As saudades do paladar são memórias culturais eternizadas

(Foto: João Godinho)

Fonte: O Tempo –

A comida é uma das expressões culturais mais expressivas de um povo, só comparável à língua, pois eterniza costumes, afetos e história. Dos lugares que conheço, a comida local é a imagem mais forte. Não faço cara de nojo diante de alimentos feitos de modo diferente ao que estou acostumada. E mais, quando sinto saudade, sinto fome de comer algumas coisas à moda da minha mãe ou da minha avó, cozinheiras eméritas…

Por Fátima Oliveira

Metida a gourmet, considero o preconceito contra o paladar odiento. Por anos travei uma guerrilha surda para manter viva em minha casa a cozinha maranhense, a sertaneja e a do litoral. Por circunstâncias da vida, aprendi muito da arte culinária e nichos de ecogastronomia de outros Estados do país. Cada lugar tem seu estilo culinário – o modo de fazer alimentos comuns, como o arroz, o feijão, as carnes e os peixes. Resisto ao ar xenófobo do desdém do “estilo de comer” de outros lugares – refiro-me mais às comidas do cotidiano do que ao rotulado de comidas típicas.

Uma amiga baiana, arquiteta negra, filha de médico e de professora, logo, classe média com certeza, diante da ignorância de quem achava que as comidas típicas da Bahia são as do cotidiano, estrilou: “Não há quem aguente comer temperado com dendê todo santo dia! Aqui é como em todo canto. Miserável come os restos que lhe dão. Pobre come como pobre; classe média, como classe média; e rico, como rico. Há arroz e feijão em todas as mesas. A classe média come arroz, feijão, bife, batata frita e uma saladinha qualquer de Norte a Sul do país desde os anos 60. E churrasco é comida de festa nas favelas e nas mansões em todo canto desde quando a gauchada tomou conta da ditadura. E por que acham que na Bahia é dendezaiada todo santo dia?”

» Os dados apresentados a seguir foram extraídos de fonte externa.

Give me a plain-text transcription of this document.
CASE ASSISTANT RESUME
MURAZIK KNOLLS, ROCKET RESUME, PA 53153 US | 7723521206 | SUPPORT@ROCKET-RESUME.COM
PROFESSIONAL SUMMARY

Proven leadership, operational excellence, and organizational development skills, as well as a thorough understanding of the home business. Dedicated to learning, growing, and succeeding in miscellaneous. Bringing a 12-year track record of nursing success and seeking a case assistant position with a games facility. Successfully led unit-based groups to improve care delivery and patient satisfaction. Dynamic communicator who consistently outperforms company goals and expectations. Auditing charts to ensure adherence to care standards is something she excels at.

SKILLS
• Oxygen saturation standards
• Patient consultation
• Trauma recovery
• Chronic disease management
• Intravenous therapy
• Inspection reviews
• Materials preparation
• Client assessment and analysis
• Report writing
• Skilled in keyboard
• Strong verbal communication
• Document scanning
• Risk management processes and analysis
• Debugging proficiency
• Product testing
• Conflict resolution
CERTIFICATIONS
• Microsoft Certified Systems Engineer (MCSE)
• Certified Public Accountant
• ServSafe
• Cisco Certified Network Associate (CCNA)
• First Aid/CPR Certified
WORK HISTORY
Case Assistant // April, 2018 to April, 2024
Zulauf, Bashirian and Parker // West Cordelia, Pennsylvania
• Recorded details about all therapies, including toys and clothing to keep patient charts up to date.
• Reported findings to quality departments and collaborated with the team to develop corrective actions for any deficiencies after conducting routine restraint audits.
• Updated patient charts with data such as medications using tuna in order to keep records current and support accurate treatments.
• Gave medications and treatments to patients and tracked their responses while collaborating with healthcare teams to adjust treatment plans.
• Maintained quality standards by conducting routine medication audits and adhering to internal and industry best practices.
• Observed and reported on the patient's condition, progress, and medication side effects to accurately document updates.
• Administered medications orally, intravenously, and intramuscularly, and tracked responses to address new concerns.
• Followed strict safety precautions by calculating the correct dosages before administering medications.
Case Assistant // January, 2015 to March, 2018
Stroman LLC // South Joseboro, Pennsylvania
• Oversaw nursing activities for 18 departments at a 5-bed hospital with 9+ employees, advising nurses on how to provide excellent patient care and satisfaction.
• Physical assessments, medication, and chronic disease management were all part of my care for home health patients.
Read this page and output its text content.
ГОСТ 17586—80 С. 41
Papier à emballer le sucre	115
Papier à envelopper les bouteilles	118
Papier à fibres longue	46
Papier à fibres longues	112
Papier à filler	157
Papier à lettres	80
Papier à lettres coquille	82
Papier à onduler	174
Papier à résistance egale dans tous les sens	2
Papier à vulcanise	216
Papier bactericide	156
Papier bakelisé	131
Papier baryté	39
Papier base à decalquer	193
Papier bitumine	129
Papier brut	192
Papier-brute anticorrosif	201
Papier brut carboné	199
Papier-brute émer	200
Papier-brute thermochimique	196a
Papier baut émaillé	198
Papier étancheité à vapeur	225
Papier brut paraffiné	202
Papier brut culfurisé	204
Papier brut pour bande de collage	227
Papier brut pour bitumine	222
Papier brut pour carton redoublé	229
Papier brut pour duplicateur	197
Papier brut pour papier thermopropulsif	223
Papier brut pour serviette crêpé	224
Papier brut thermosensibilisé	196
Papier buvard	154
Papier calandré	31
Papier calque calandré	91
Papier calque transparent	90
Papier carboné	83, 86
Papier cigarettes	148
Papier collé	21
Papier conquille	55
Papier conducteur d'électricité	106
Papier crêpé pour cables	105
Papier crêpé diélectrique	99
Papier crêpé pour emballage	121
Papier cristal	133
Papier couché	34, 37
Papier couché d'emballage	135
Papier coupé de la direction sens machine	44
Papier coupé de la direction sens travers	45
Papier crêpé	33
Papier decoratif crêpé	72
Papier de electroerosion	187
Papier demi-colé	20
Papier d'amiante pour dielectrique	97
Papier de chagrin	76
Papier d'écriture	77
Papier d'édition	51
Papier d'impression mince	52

Já vivi inundada de cheiros e sabores de comida goiana e massas genuinamente italianas; e de um misto de comida mineira com carioca a um ponto que eu não saberia dizer hoje se a minha cozinha é genuinamente maranhense ou de base maranhense com pitadas “goiana-italiana-carioca-mineira”. Embaralhei as cartas? É um pouco assim: fazemos arroz (torrado, soltinho…) e feijão (cremoso), como em Goiás; e massas ao estilo italiano, heranças de um marido goiano, cozinheiro de muitos dons. Com outro, não versado em cozinhar e não sendo um bairrista culinário, o veio maranhense de minha cozinha reapareceu mais amiúde e agora é perene. Ponto final!

Todavia não sei mais fazer feijão à moda do sertão do Maranhão: caldo meio engrossado e com feijões mais inteiros, com cebolinha e coentro. Há a variante de feijão sempre verde com quiabo. E o feijão manteiguinha, pura delícia? Adotei o estilo goiano de fazer feijão, como o de fazer arroz, que no sertão é cozido só com água e sal, às vezes temperado com óleo, azeite de babaçu ou pedaços de toucinho (arroz de toucinho). Temos a famosa maria-isabel (arroz misturado com carne gorda de boi); o baião-de-dois (arroz misturado com feijão, preferencialmente verde); e a carne de sol.

A passeio em Beagá, vovó Maria, a personificação da ironia, não se conteve quando fiz fava com leite de coco e galinha caipira cheia: “Mulher, essa comida da tua casa é muito da sem rumo. Até que é boa, mas é uma mistureira danada. Comi por comer. Onde já se viu deixar a fava só um creme, sem caldo e sem caroço? A galinha tá mais ou menos, mas cozinhou demais, perdeu o gosto. Naquele dia do chambaril, o que era aquilo?”

Matou a pau, classificou a minha comida de sem identidade. Vai ver que é mesmo.